Il mio uomo veniva a trovarmi, ormai conviventi da 7 anni, e al primo bacio sfiorato sulle labbra venivamo ammoniti. Se voleva portarmi un regalo o io volevo scendere al colloquio col caffè o dei dolci, domandina su domandina che poi vanno perse: che poi, cosa c’è di male a scendere una scalinata con in mano due brioches da poter consumare con il proprio partner, non capisco. Ancor di più quando mi hanno diagnosticato un tumore all’utero: come riuscire in un’ora alla settimana a fare entrare nel cervello (già nel mio) e poi nel suo questa nuova situazione? Niente ti è più dovuto e sei solo un semplice numero quando entri nelle patrie galere. Donne che, pur di sfogare la loro libidine, vanno con altre donne. Non perché lesbiche ma perché sane e ormai senza morale, perché qui dentro ti fanno perdere ogni credo, ogni pudore, ogni dignità.
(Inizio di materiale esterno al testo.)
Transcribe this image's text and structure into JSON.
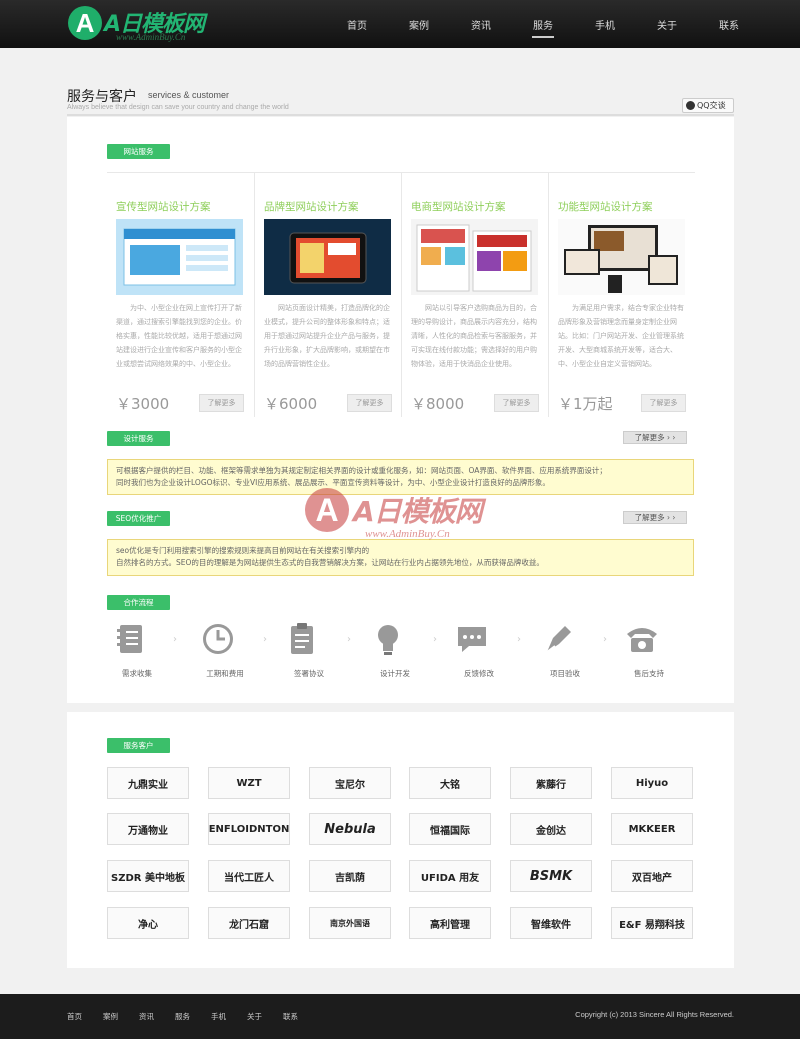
{
  "header": {
    "logo_mark": "A",
    "logo_text": "A日模板网",
    "logo_sub": "www.AdminBuy.Cn",
    "nav": [
      "首页",
      "案例",
      "资讯",
      "服务",
      "手机",
      "关于",
      "联系"
    ],
    "active_nav": "服务"
  },
  "page": {
    "title": "服务与客户",
    "title_en": "services & customer",
    "subtitle": "Always believe that design can save your country and change the world",
    "qq_label": "QQ交谈"
  },
  "sections": {
    "web_service": "网站服务",
    "design_service": "设计服务",
    "seo": "SEO优化推广",
    "process": "合作流程",
    "clients": "服务客户",
    "more": "了解更多 › ›"
  },
  "solutions": [
    {
      "title": "宣传型网站设计方案",
      "desc": "为中、小型企业在网上宣传打开了新渠道，通过搜索引擎能找到您的企业。价格实惠，性能比较优越，适用于想通过网站建设进行企业宣传和客户服务的小型企业或想尝试网络效果的中、小型企业。",
      "price": "￥3000",
      "more": "了解更多"
    },
    {
      "title": "品牌型网站设计方案",
      "desc": "网站页面设计精美，打造品牌化的企业模式，提升公司的整体形象和特点；适用于想通过网站提升企业产品与服务，提升行业形象，扩大品牌影响，或期望在市场的品牌营销性企业。",
      "price": "￥6000",
      "more": "了解更多"
    },
    {
      "title": "电商型网站设计方案",
      "desc": "网站以引导客户选购商品为目的，合理的导购设计，商品展示内容充分，结构清晰，人性化的商品检索与客服服务，并可实现在线付款功能；需选择好的用户购物体验，适用于快消品企业使用。",
      "price": "￥8000",
      "more": "了解更多"
    },
    {
      "title": "功能型网站设计方案",
      "desc": "为满足用户需求，结合专家企业特有品牌形象及营销理念而量身定制企业网站。比如：门户网站开发、企业管理系统开发、大型商城系统开发等，适合大、中、小型企业自定义营销网站。",
      "price": "￥1万起",
      "more": "了解更多"
    }
  ],
  "design_text": "可根据客户提供的栏目、功能、框架等需求单独为其规定制定相关界面的设计或重化服务，如：网站页面、OA界面、软件界面、应用系统界面设计；\n同时我们也为企业设计LOGO标识、专业VI应用系统、展品展示、平面宣传资料等设计，为中、小型企业设计打造良好的品牌形象。",
  "seo_text": "seo优化是专门利用搜索引擎的搜索规则来提高目前网站在有关搜索引擎内的\n自然排名的方式。SEO的目的理解是为网站提供生态式的自我营销解决方案，让网站在行业内占据领先地位，从而获得品牌收益。",
  "process_steps": [
    "需求收集",
    "工期和费用",
    "签署协议",
    "设计开发",
    "反馈修改",
    "项目验收",
    "售后支持"
  ],
  "clients": [
    "九鼎实业",
    "WZT",
    "宝尼尔",
    "大铭",
    "紫藤行",
    "Hiyuo",
    "万通物业",
    "ENFLOIDNTON",
    "Nebula",
    "恒福国际",
    "金创达",
    "MKKEER",
    "SZDR 美中地板",
    "当代工匠人",
    "吉凯荫",
    "UFIDA 用友",
    "BSMK",
    "双百地产",
    "净心",
    "龙门石窟",
    "南京外国语",
    "高利管理",
    "智维软件",
    "E&F 易翔科技"
  ],
  "watermark": {
    "mark": "A",
    "text": "A日模板网",
    "sub": "www.AdminBuy.Cn"
  },
  "footer": {
    "links": [
      "首页",
      "案例",
      "资讯",
      "服务",
      "手机",
      "关于",
      "联系"
    ],
    "copyright": "Copyright (c) 2013 Sincere All Rights Reserved."
  }
}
Questo non è un giudicare: è un constatare visto che anch’io l’ho vissuto in prima persona. Non ti innamori della donna se fino a ieri eri sposata con 3 figli eccetera; ti innamori dell’idea di essere innamorata, coccolata, vezzeggiata da qualcuno che qui dentro sembra prendersi cura di te. Ci si innamora dell’idea di essere innamorata. E non ci si innamora di un’altra donna, quasi sempre ci si innamora di una donna con sembianze mascoline, atteggiamenti da uomo, modo di fare, di parlare e comportamento maschile. È ovvio che è lo stato di detenzione nella maggior parte dei casi a far nascere queste coppiette. Perché le vere lesbiche, signori miei, sono bellissime donne che cercano altrettante belle donne e non si atteggiano a maschi.

Detto questo, non so fino a che punto anche gli uomini detenuti abbiano compagni gay, né mi interessa saperlo. So solo che, se arriva un operato anche solo al seno di qua, lo lasciano liberamente in sezione, non lo mettono al maschile se non in determinati raggi. Dove automaticamente sta in cella con qualcuno come lui. O se è in cella con un altro uomo, succede spesso che diventano amici molto intimi.

Scrivo ciò perché non sarebbe così malsano fissare un giorno alla settimana, nel quale detenuti maschi e detenute femmine potessero usufruire di un briciolo di privacy e fare cose normali che accadono tra maschi e femmine, invece di venire imbottiti di farmaci, che peraltro l’amministrazione non passa neanche più per via delle nuove leggi sulla sanità.

Questo sarà il tema che tratterò nel mio prossimo contributo a Facce & Maschere. Perché qui di facce non ce ne sono molte, ma di maschere ve n’è grande abbondanza!